Monday, September 26, 2005

Our World Has Changed! - The Gulf Coast Disaster

The following is from Prayerful Reflections and Faithful Responses to the Gulf Coast Disaster, a free resource prepared by JustFaith Ministries. JustFaith offers gives permission to parishes to reprint this. Please simply acknowledge JustFaith Ministries in your reprint.

“Return to me with your whole heart, with fasting, and weeping, and mourning…” (Joel 2:12)

Our world has changed! In Lamentation we turn to God.
The tragic aftermath of Hurricane Katrina leaves in its wake a set of humanitarian, environmental, social, and spiritual crises that are unprecedented in this nation. Rooted in the Greek word for “decision,” a CRISIS represents a turning point, an opportunity to pause, to carefully reflect, to look within, to look around and to look beyond. Crisis is a holy time, a time for repentance, a time for compassionate outreach, a time to take up new commitments and new directions. Katrina’s destruction presents all of us with a significant opportunity, if not the necessity, to enact personal and social changes. As the floodwaters recede, the extent of the devastation and the challenges of repair and restoration leave us with many deep-seated questions.

How have we been changed? With compassion we reach out to one another.
The great suffering of our people will leave its mark on this generation, as it mingles with the painful memory of September 11th in communion with the daily catastrophe affecting poor people over the planet. Our faith provides a lens to unearth layers of meaning and integrate the lessons and opportunities that suffering and even devastation can offer us. Faithful people do not stop at immediate or easy answers. Rather, we allow the deeper questions to disturb us, inform our hearts, sharpen our determination and shape our responses.

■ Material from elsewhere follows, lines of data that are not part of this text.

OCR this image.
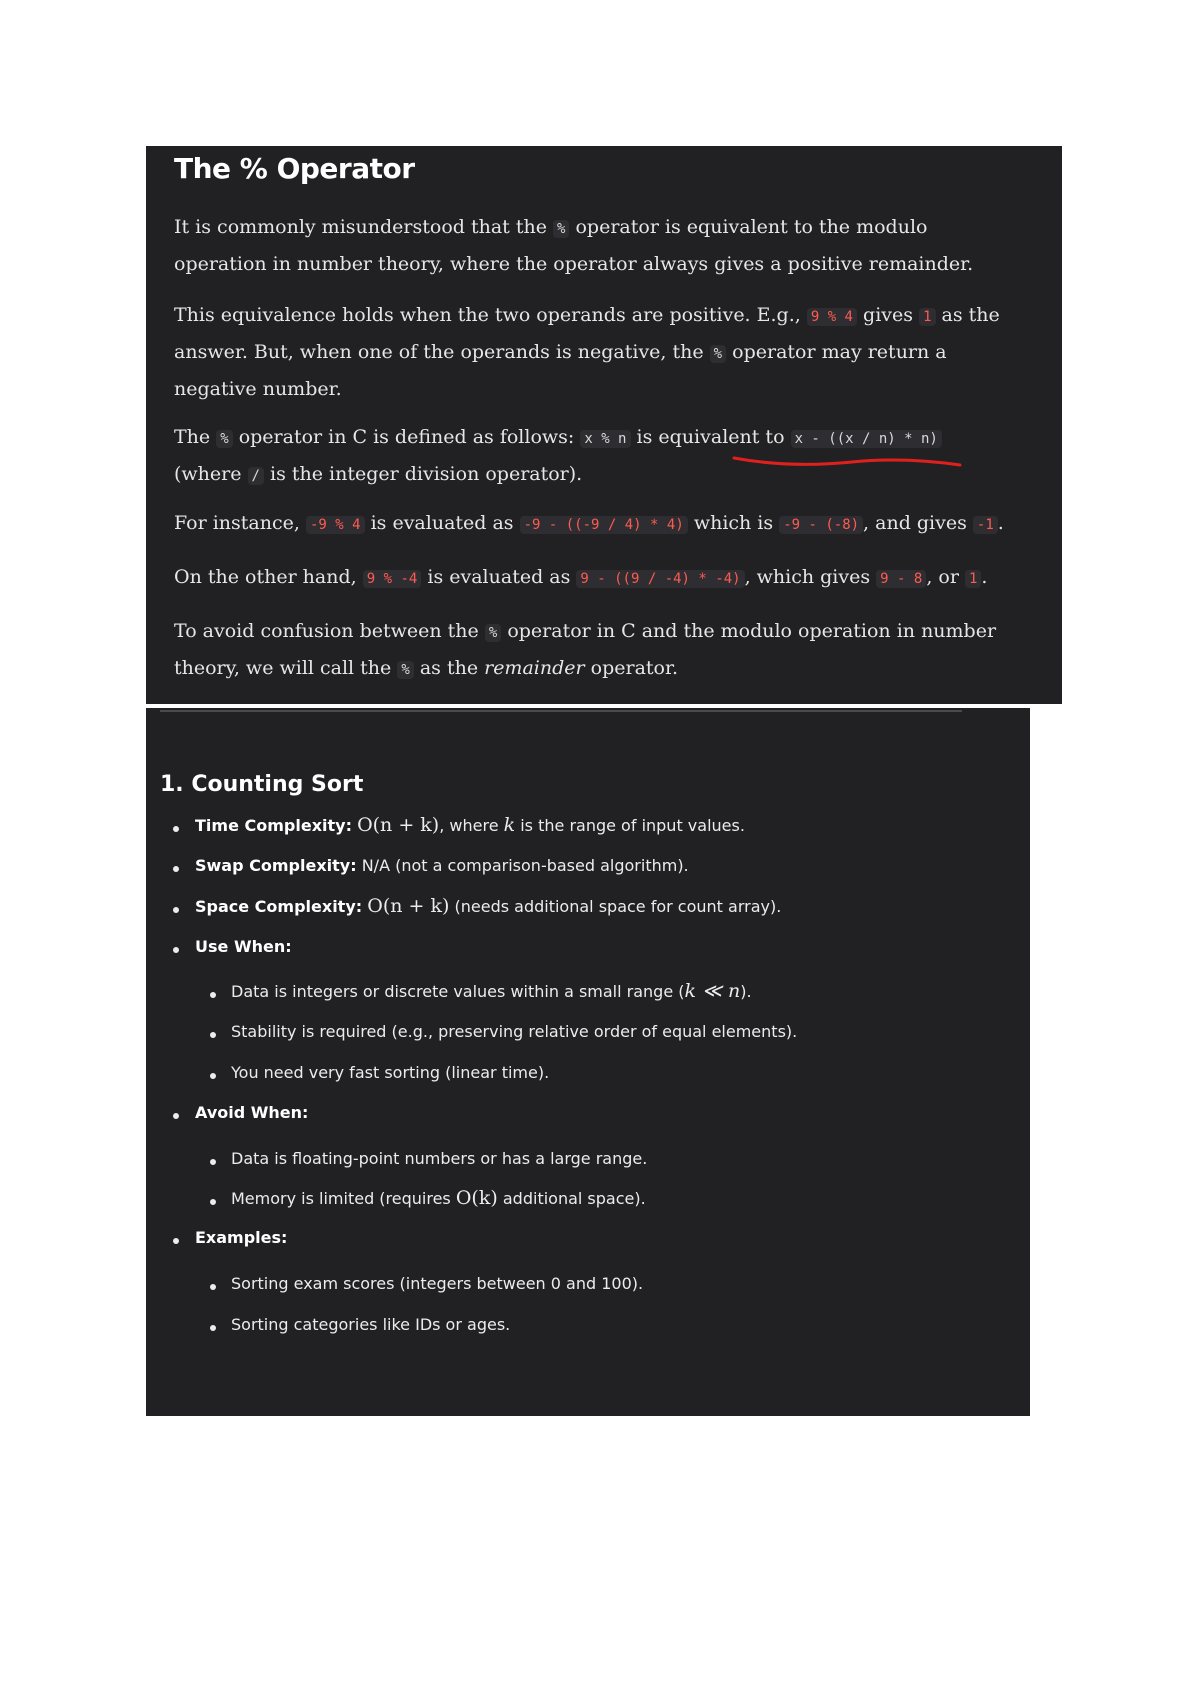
The % Operator

It is commonly misunderstood that the % operator is equivalent to the modulo operation in number theory, where the operator always gives a positive remainder.

This equivalence holds when the two operands are positive. E.g., 9 % 4 gives 1 as the answer. But, when one of the operands is negative, the % operator may return a negative number.

The % operator in C is defined as follows: x % n is equivalent to x - ((x / n) * n) (where / is the integer division operator).

For instance, -9 % 4 is evaluated as -9 - ((-9 / 4) * 4) which is -9 - (-8) , and gives -1 .

On the other hand, 9 % -4 is evaluated as 9 - ((9 / -4) * -4) , which gives 9 - 8 , or 1 .

To avoid confusion between the % operator in C and the modulo operation in number theory, we will call the % as the remainder operator.

1. Counting Sort
Time Complexity: O(n + k), where k is the range of input values.
Swap Complexity: N/A (not a comparison-based algorithm).
Space Complexity: O(n + k) (needs additional space for count array).
Use When:
Data is integers or discrete values within a small range (k ≪ n).
Stability is required (e.g., preserving relative order of equal elements).
You need very fast sorting (linear time).
Avoid When:
Data is floating-point numbers or has a large range.
Memory is limited (requires O(k) additional space).
Examples:
Sorting exam scores (integers between 0 and 100).
Sorting categories like IDs or ages.
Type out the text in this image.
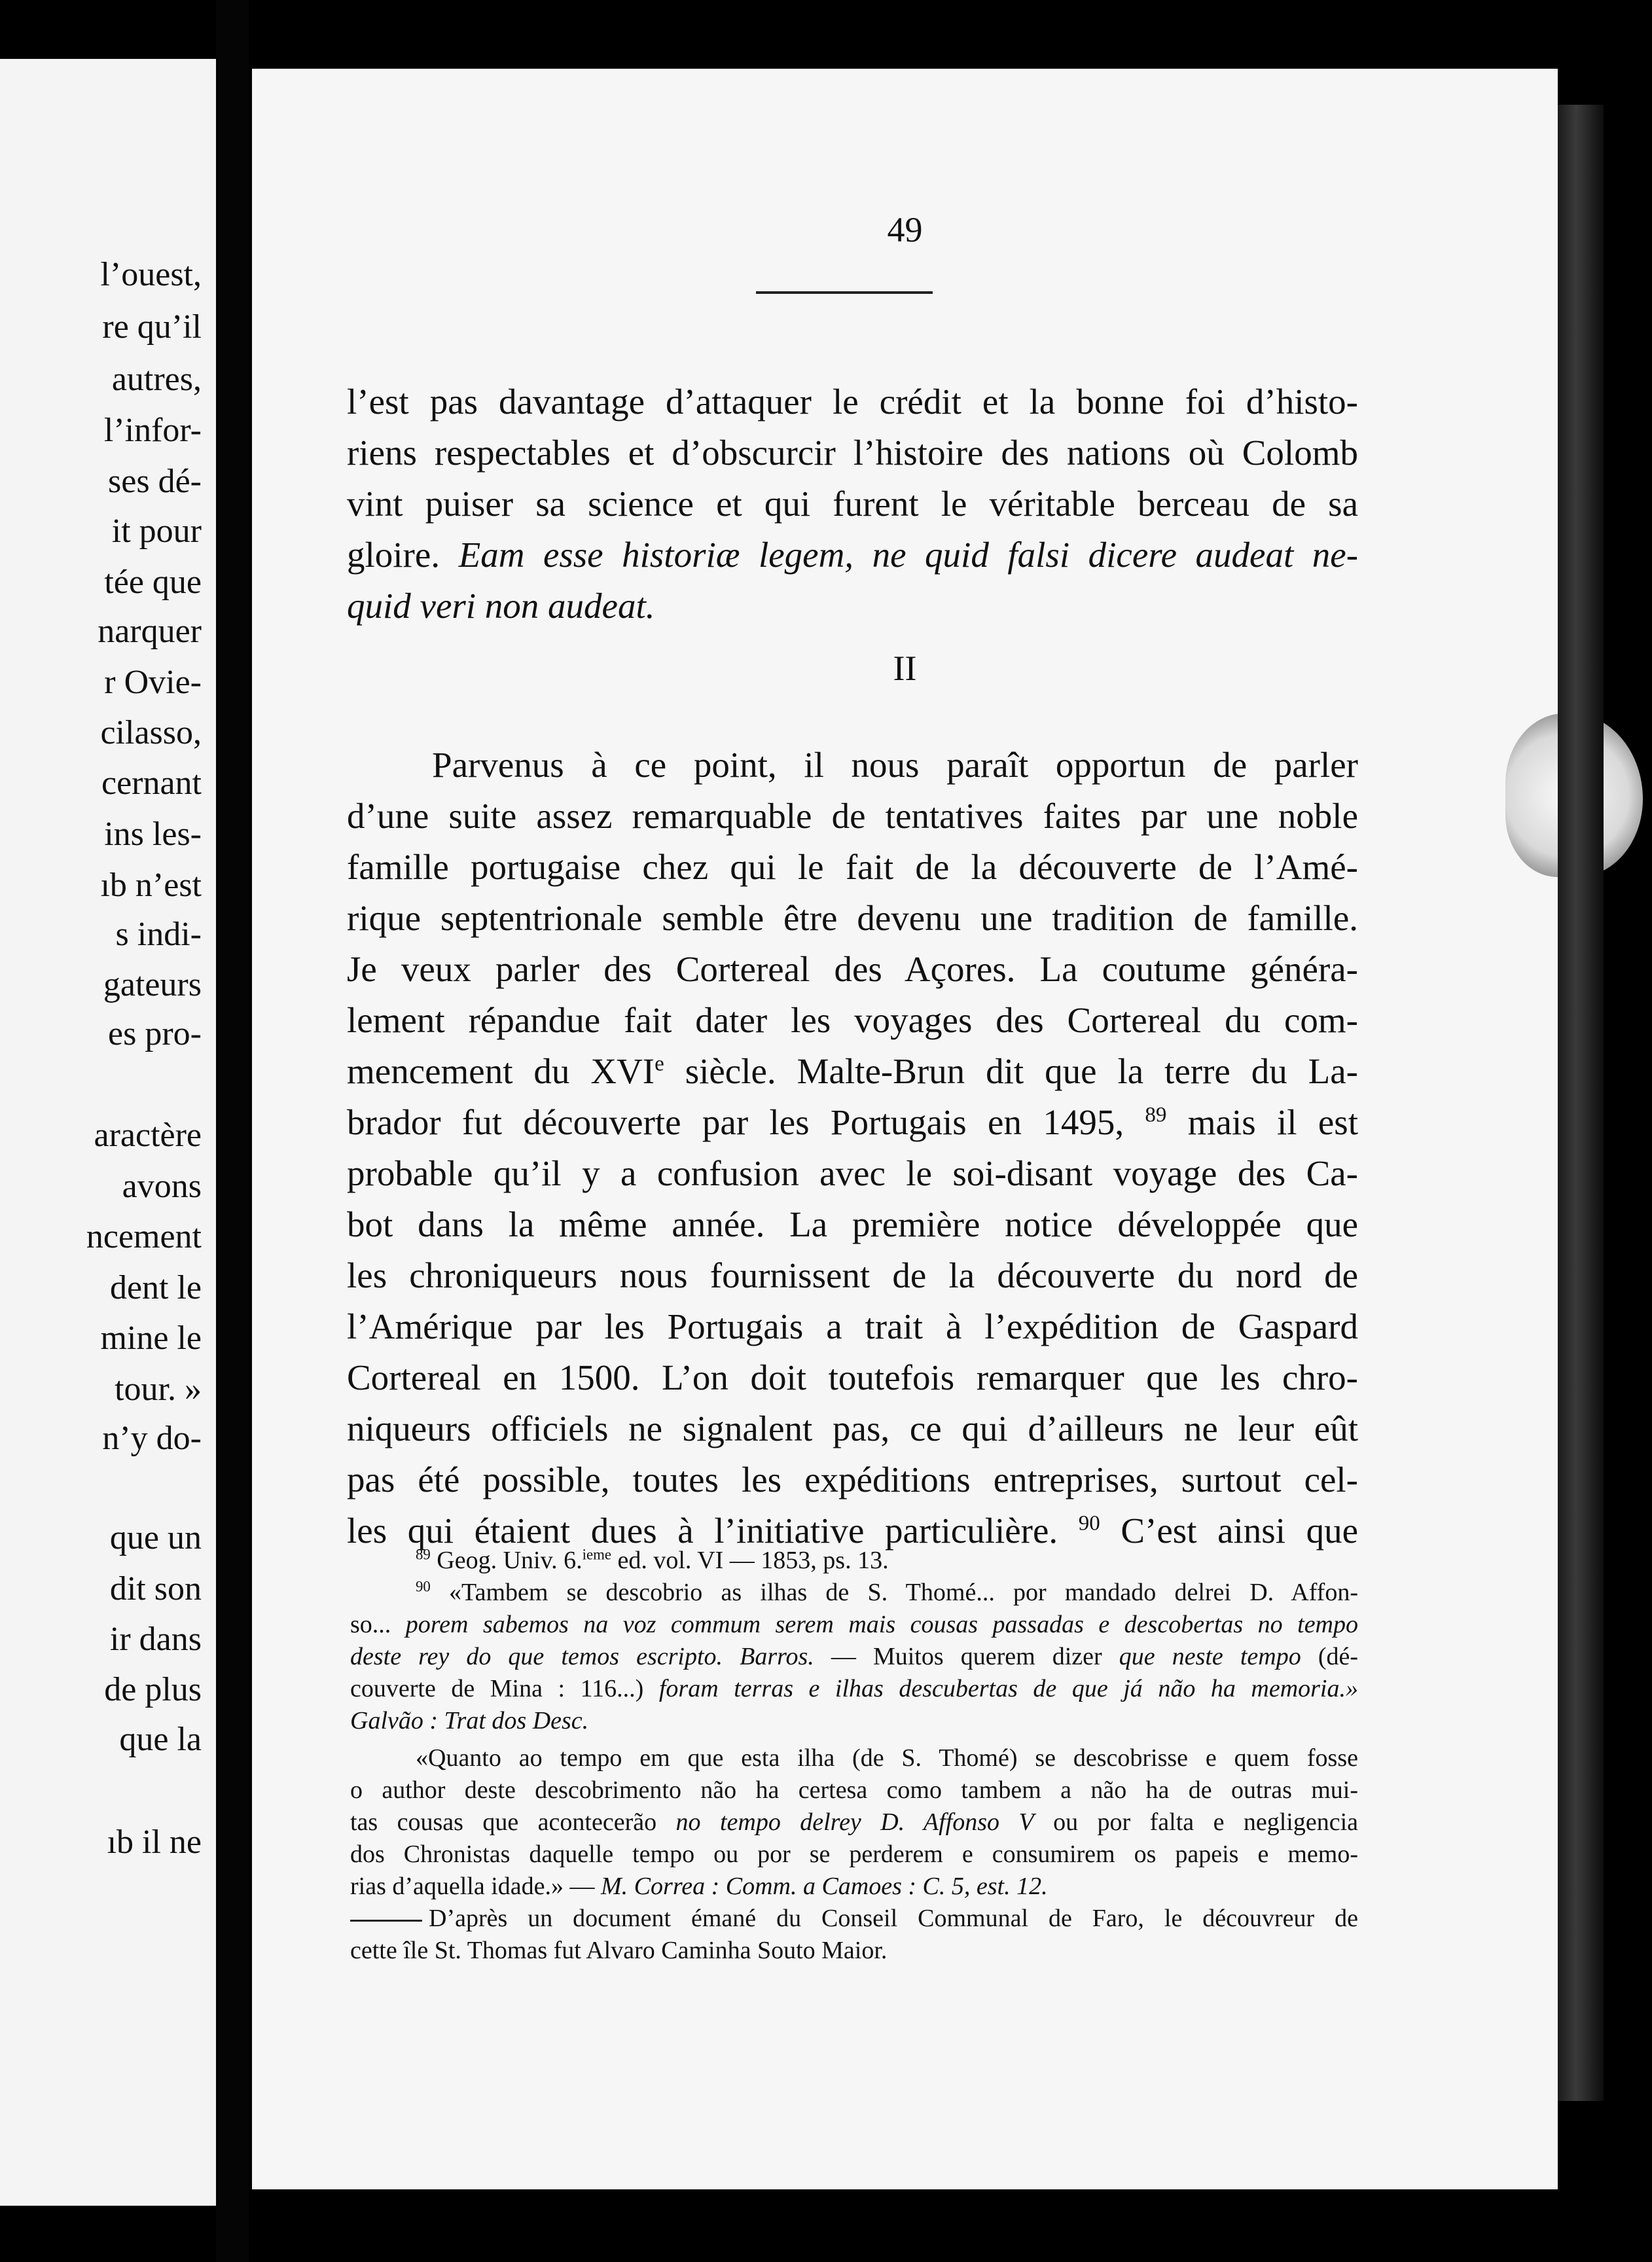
l’ouest,
re qu’il
autres,
l’infor-
ses dé-
it pour
tée que
narquer
r Ovie-
cilasso,
cernant
ins les-
ıb n’est
s indi-
gateurs
es pro-
aractère
avons
ncement
dent le
mine le
tour. »
n’y do-
que un
dit son
ir dans
de plus
que la
ıb il ne
49
l’est pas davantage d’attaquer le crédit et la bonne foi d’histo-
riens respectables et d’obscurcir l’histoire des nations où Colomb
vint puiser sa science et qui furent le véritable berceau de sa
gloire. Eam esse historiæ legem, ne quid falsi dicere audeat ne-
quid veri non audeat.
II
Parvenus à ce point, il nous paraît opportun de parler
d’une suite assez remarquable de tentatives faites par une noble
famille portugaise chez qui le fait de la découverte de l’Amé-
rique septentrionale semble être devenu une tradition de famille.
Je veux parler des Cortereal des Açores. La coutume généra-
lement répandue fait dater les voyages des Cortereal du com-
mencement du XVIe siècle. Malte-Brun dit que la terre du La-
brador fut découverte par les Portugais en 1495, $^{89}$ mais il est
probable qu’il y a confusion avec le soi-disant voyage des Ca-
bot dans la même année. La première notice développée que
les chroniqueurs nous fournissent de la découverte du nord de
l’Amérique par les Portugais a trait à l’expédition de Gaspard
Cortereal en 1500. L’on doit toutefois remarquer que les chro-
niqueurs officiels ne signalent pas, ce qui d’ailleurs ne leur eût
pas été possible, toutes les expéditions entreprises, surtout cel-
les qui étaient dues à l’initiative particulière. $^{90}$ C’est ainsi que
$^{89}$ Geog. Univ. 6.$^{ieme}$ ed. vol. VI — 1853, ps. 13.
$^{90}$ «Tambem se descobrio as ilhas de S. Thomé... por mandado delrei D. Affon-
so... porem sabemos na voz commum serem mais cousas passadas e descobertas no tempo
deste rey do que temos escripto. Barros. — Muitos querem dizer que neste tempo (dé-
couverte de Mina : 116...) foram terras e ilhas descubertas de que já não ha memoria.»
Galvão : Trat dos Desc.
«Quanto ao tempo em que esta ilha (de S. Thomé) se descobrisse e quem fosse
o author deste descobrimento não ha certesa como tambem a não ha de outras mui-
tas cousas que acontecerão no tempo delrey D. Affonso V ou por falta e negligencia
dos Chronistas daquelle tempo ou por se perderem e consumirem os papeis e memo-
rias d’aquella idade.» — M. Correa : Comm. a Camoes : C. 5, est. 12.
D’après un document émané du Conseil Communal de Faro, le découvreur de
cette île St. Thomas fut Alvaro Caminha Souto Maior.
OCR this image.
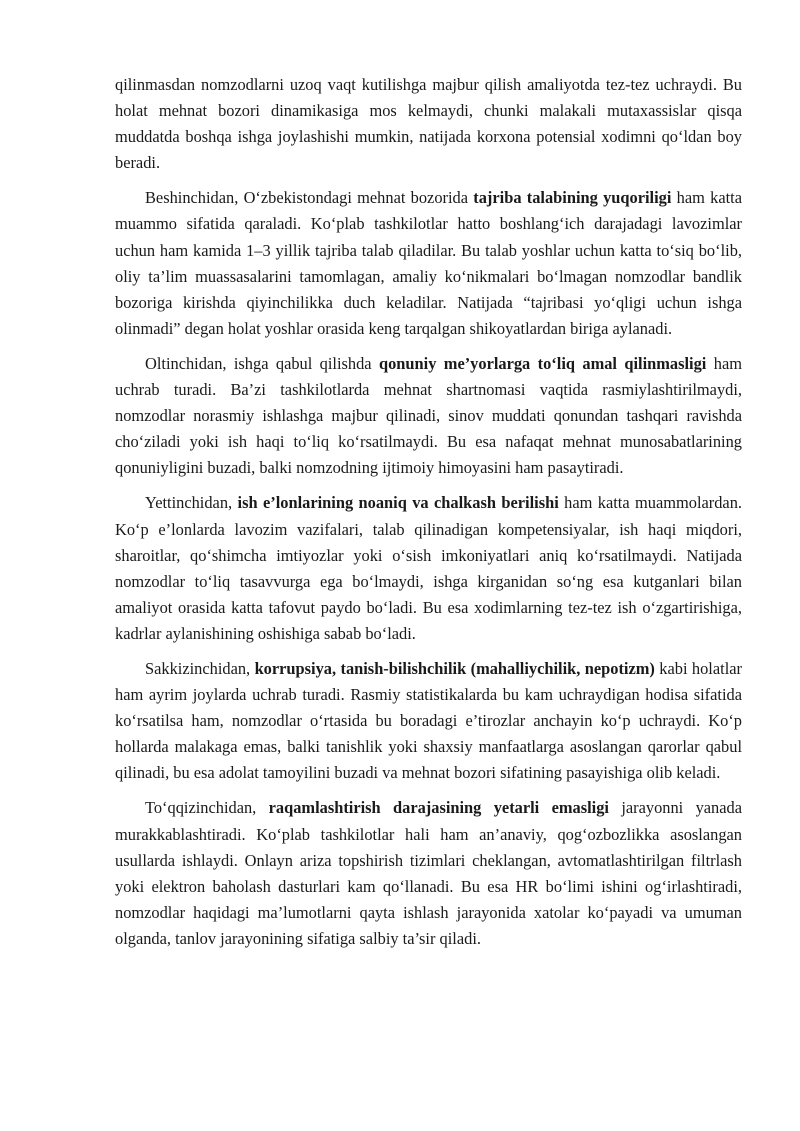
qilinmasdan nomzodlarni uzoq vaqt kutilishga majbur qilish amaliyotda tez-tez uchraydi. Bu holat mehnat bozori dinamikasiga mos kelmaydi, chunki malakali mutaxassislar qisqa muddatda boshqa ishga joylashishi mumkin, natijada korxona potensial xodimni qo‘ldan boy beradi.

Beshinchidan, O‘zbekistondagi mehnat bozorida tajriba talabining yuqoriligi ham katta muammo sifatida qaraladi. Ko‘plab tashkilotlar hatto boshlang‘ich darajadagi lavozimlar uchun ham kamida 1–3 yillik tajriba talab qiladilar. Bu talab yoshlar uchun katta to‘siq bo‘lib, oliy ta’lim muassasalarini tamomlagan, amaliy ko‘nikmalari bo‘lmagan nomzodlar bandlik bozoriga kirishda qiyinchilikka duch keladilar. Natijada “tajribasi yo‘qligi uchun ishga olinmadi” degan holat yoshlar orasida keng tarqalgan shikoyatlardan biriga aylanadi.

Oltinchidan, ishga qabul qilishda qonuniy me’yorlarga to‘liq amal qilinmasligi ham uchrab turadi. Ba’zi tashkilotlarda mehnat shartnomasi vaqtida rasmiylashtirilmaydi, nomzodlar norasmiy ishlashga majbur qilinadi, sinov muddati qonundan tashqari ravishda cho‘ziladi yoki ish haqi to‘liq ko‘rsatilmaydi. Bu esa nafaqat mehnat munosabatlarining qonuniyligini buzadi, balki nomzodning ijtimoiy himoyasini ham pasaytiradi.

Yettinchidan, ish e’lonlarining noaniq va chalkash berilishi ham katta muammolardan. Ko‘p e’lonlarda lavozim vazifalari, talab qilinadigan kompetensiyalar, ish haqi miqdori, sharoitlar, qo‘shimcha imtiyozlar yoki o‘sish imkoniyatlari aniq ko‘rsatilmaydi. Natijada nomzodlar to‘liq tasavvurga ega bo‘lmaydi, ishga kirganidan so‘ng esa kutganlari bilan amaliyot orasida katta tafovut paydo bo‘ladi. Bu esa xodimlarning tez-tez ish o‘zgartirishiga, kadrlar aylanishining oshishiga sabab bo‘ladi.

Sakkizinchidan, korrupsiya, tanish-bilishchilik (mahalliychilik, nepotizm) kabi holatlar ham ayrim joylarda uchrab turadi. Rasmiy statistikalarda bu kam uchraydigan hodisa sifatida ko‘rsatilsa ham, nomzodlar o‘rtasida bu boradagi e’tirozlar anchayin ko‘p uchraydi. Ko‘p hollarda malakaga emas, balki tanishlik yoki shaxsiy manfaatlarga asoslangan qarorlar qabul qilinadi, bu esa adolat tamoyilini buzadi va mehnat bozori sifatining pasayishiga olib keladi.

To‘qqizinchidan, raqamlashtirish darajasining yetarli emasligi jarayonni yanada murakkablashtiradi. Ko‘plab tashkilotlar hali ham an’anaviy, qog‘ozbozlikka asoslangan usullarda ishlaydi. Onlayn ariza topshirish tizimlari cheklangan, avtomatlashtirilgan filtrlash yoki elektron baholash dasturlari kam qo‘llanadi. Bu esa HR bo‘limi ishini og‘irlashtiradi, nomzodlar haqidagi ma’lumotlarni qayta ishlash jarayonida xatolar ko‘payadi va umuman olganda, tanlov jarayonining sifatiga salbiy ta’sir qiladi.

Thank God, the world has to change! We move beyond repair to restoration.
The forces of nature are felt most severely by those who are least protected and most vulnerable: the elderly, minorities, children, the infirm and those who are poor. The Scriptures recount God’s special concern for vulnerable people. Our faith challenges us to align our energies and our actions with God’s loving concern till we stand in solidarity with life at its most fragile. Disasters force us to re-consider and re-order our priorities. Tragedies become meaningful when we stop, attend to the pleas of those who suffer, allow ourselves to be moved, and respond to the profound questions that surface. Compassion, the communion of suffering, is the powerful soul-force of love that moves us to make personal changes, leads us to seek solidarity, empowers us to build-up communities, and inspires us to restore or create social systems of care that affirm life. Disasters evoke tremendous and immediate outpourings of support and relief. Though vital, this kind of outpouring is short-lived, and concern dissipates as our attention shifts to other realities. Sustaining a commitment to the people involved requires that we be willing to address the deeper questions and broader implications of repair, restoration and systemic change.